When I think about the power of our emotions to move us, or bind us in knots and then - even more incredibly our ability to propel these feelings into the world and move others... even centuries later! I lose the ability to write complete sentences.

I enjoy Myers-Briggs tests. I know they have been proven to be fundamentally inaccurate. What they are is modern astrology. Fine, and like astrology, they are fun, and in providing a framework (even a flawed one) - assuming it isn't being used by a charlatan but rather the stranger who takes your life seriously - they are useful. I always came out as an ENTP. I just took one and came out as an ENFP. I'm Extraverted, Intuitive, and Perceiving. That's me. But in the past I came out as a Thinker, who prized and employed reason. Now I'm a Feeler, at least according to a test that took my 8 minutes on the Internet and that I already knew how it worked.

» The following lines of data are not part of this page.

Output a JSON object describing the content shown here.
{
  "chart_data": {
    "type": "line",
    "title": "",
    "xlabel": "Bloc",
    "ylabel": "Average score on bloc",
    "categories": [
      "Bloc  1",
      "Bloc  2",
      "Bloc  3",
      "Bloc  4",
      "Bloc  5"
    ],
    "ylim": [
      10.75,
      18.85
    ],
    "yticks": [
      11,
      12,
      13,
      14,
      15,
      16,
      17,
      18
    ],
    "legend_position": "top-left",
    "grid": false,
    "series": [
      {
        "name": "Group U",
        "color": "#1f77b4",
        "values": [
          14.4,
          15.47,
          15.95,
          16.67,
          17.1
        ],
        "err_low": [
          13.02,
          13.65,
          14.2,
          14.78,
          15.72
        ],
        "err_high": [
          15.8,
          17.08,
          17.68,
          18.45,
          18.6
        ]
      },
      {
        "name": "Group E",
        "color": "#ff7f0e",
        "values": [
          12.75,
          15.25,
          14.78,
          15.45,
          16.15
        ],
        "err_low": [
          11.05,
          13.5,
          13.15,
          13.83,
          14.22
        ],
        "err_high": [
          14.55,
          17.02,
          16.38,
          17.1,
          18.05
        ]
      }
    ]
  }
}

So, I'm thinking about magic. I'm going through stuff (not bad stuff, just stuff). And I happen to listen to a book about magic that frames it in terms that work for me, that clarifies some things.

Years ago I listened to The Lost Painting, about a Caravaggio painting that had been lost, but re-emerged. Somehow, when the painting surfaced in Dublin, at the same time some important scholarly information emerged in Italy that allowed the finders to prove the paintings provenance. Coincidence? Maybe. You could argue that for every instance of great work re-emerging, many are lost. As we enter the era of big data, perhaps data mining will reveal these kinds of finds all the time.

Or maybe, Caravaggio's deep feelings - the feelings that allowed him to paint such masterpieces - were placed into that painting and give it a certain energy. What is a painting? It is a bunch of chemicals applied to a canvas. Yet, the great painters do this in such a way that they can evoke feelings centuries later. How is that not magic? Is it too much to think that this painting, like Smeagol's Ring, could somehow (despite being submerged for eons) force its way out and re-emerge.

That somehow, there are deeper forces at work, patterns, networks of energy below the surface... magic!